Los premios
Todas las artes que proceden de aquello que se llamó y aún se llama la “alta cultura” precisan reconocimientos públicos para lograr su pasaporte social
La única cultura viva de estos últimos 70 años es la cultura popular, la única que no necesita nada más que su mera existencia para alcanzar su plenitud y su público. Las demás culturas necesitan instituciones, necesitan ayuda en carretera. Elvis Presley no necesitaba a nadie. A William Faulkner el Premio Nobel de Literatura le dio lectores que no tenía. Todas las artes que proceden de aquello que se llamó y aún se llama la “alta cultura” precisan reconocimientos públicos para lograr su pasaporte social. Es el caso de la literatura, cuyo prestigio acaba en manos de los premios y no del público. Como si la literatura necesitase pasar un examen universitario o unas oposiciones y no bastara con el ejercicio libre de la misma.

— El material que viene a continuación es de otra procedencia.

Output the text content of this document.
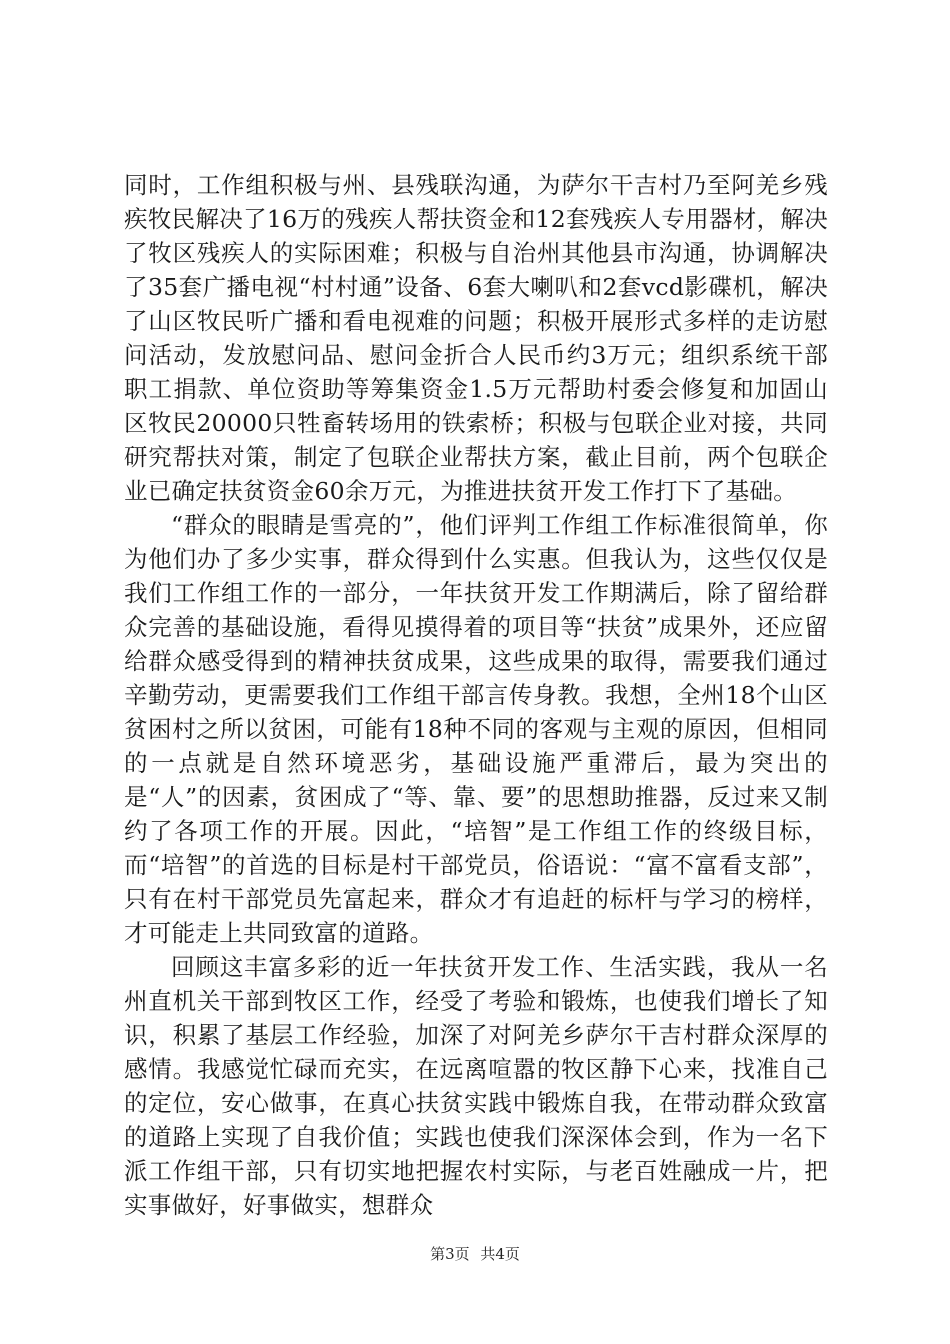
同时，工作组积极与州、县残联沟通，为萨尔干吉村乃至阿羌乡残疾牧民解决了16万的残疾人帮扶资金和12套残疾人专用器材，解决了牧区残疾人的实际困难；积极与自治州其他县市沟通，协调解决了35套广播电视“村村通”设备、6套大喇叭和2套vcd影碟机，解决了山区牧民听广播和看电视难的问题；积极开展形式多样的走访慰问活动，发放慰问品、慰问金折合人民币约3万元；组织系统干部职工捐款、单位资助等筹集资金1.5万元帮助村委会修复和加固山区牧民20000只牲畜转场用的铁索桥；积极与包联企业对接，共同研究帮扶对策，制定了包联企业帮扶方案，截止目前，两个包联企业已确定扶贫资金60余万元，为推进扶贫开发工作打下了基础。

“群众的眼睛是雪亮的”，他们评判工作组工作标准很简单，你为他们办了多少实事，群众得到什么实惠。但我认为，这些仅仅是我们工作组工作的一部分，一年扶贫开发工作期满后，除了留给群众完善的基础设施，看得见摸得着的项目等“扶贫”成果外，还应留给群众感受得到的精神扶贫成果，这些成果的取得，需要我们通过辛勤劳动，更需要我们工作组干部言传身教。我想，全州18个山区贫困村之所以贫困，可能有18种不同的客观与主观的原因，但相同的一点就是自然环境恶劣，基础设施严重滞后，最为突出的是“人”的因素，贫困成了“等、靠、要”的思想助推器，反过来又制约了各项工作的开展。因此，“培智”是工作组工作的终级目标，而“培智”的首选的目标是村干部党员，俗语说：“富不富看支部”，只有在村干部党员先富起来，群众才有追赶的标杆与学习的榜样，才可能走上共同致富的道路。

回顾这丰富多彩的近一年扶贫开发工作、生活实践，我从一名州直机关干部到牧区工作，经受了考验和锻炼，也使我们增长了知识，积累了基层工作经验，加深了对阿羌乡萨尔干吉村群众深厚的感情。我感觉忙碌而充实，在远离喧嚣的牧区静下心来，找准自己的定位，安心做事，在真心扶贫实践中锻炼自我，在带动群众致富的道路上实现了自我价值；实践也使我们深深体会到，作为一名下派工作组干部，只有切实地把握农村实际，与老百姓融成一片，把实事做好，好事做实，想群众

第3页 共4页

Eso siempre me ha llamado la atención, porque es profundamente luctuoso. Por eso veo la cultura popular con mucha envidia.
Bob Dylan no fue a recoger el Premio Nobel, tampoco el Príncipe de Asturias. Dylan era y es universal, planetario, un triunfo de la vida que no necesitaba a nada ni a nadie
Bob Dylan no fue a recoger el Premio Nobel, tampoco el Príncipe de Asturias. Dylan era y es universal, planetario, un triunfo de la vida que no necesitaba a nada ni a nadie. Muy difícil de comprender esto para un escritor, que para vender su pescado necesita de auxilios mediáticos. Los premios en el ámbito de la literatura son imprescindibles desde este punto de vista, pues ayudan a dar visibilidad a los escritores, y dan a conocer valiosas obras literarias que sirven al bien común.
A veces nos molesta que a un escritor al que admiramos encendidamente reciba un premio importante y se convierta en alguien popular. Eso lo he visto yo con frecuencia en España. También he visto gente que se enfurece porque cree que tal escritor no merece tal premio. En todo esto veo el olvido de la tarea principal de la literatura: convencer al lector. De poco sirve premiar una obra si luego el lector no la premia en su corazón. He de confesar que ver esos casos de insistencia institucional en coronar una obra literaria que después es discretamente rechazada por los lectores me ilumina el alma, porque yo confío en los lectores, cuyo criterio es el mismo que el que impone el paso del tiempo.
Los premios propenden al desacierto irónico. Jaime Gil de Biedma, el poeta español más amado de la segunda mitad del siglo XX, se fue a la tumba con las manos vacías, sin ningún reconocimiento. Pero se le sigue leyendo y a buena parte de a quienes premiaron insistentemente en vez de al autor de Las personas del verbo no los leen ni en su pueblo. Creo en los lectores porque antes creo en la literatura.
Sí, los premios son necesarios, y en España se dan muchos. Los premios institucionales son los más opinables, pues dependen mucho de la conveniencia política y de la moral de cada época, porque esa moral es la que dicta la ejemplaridad civil de la literatura. En cualquier caso, los premios alegran a los escritores. Es un oficio muy severo el de escribir libros. Los escritores no son Elvis Presley. Y alegrar a un escritor, decirle “sigue, te apreciamos, no estás solo en ese duro trabajo de tallar palabras”, casi parece una labor humanitaria, digna de aplauso.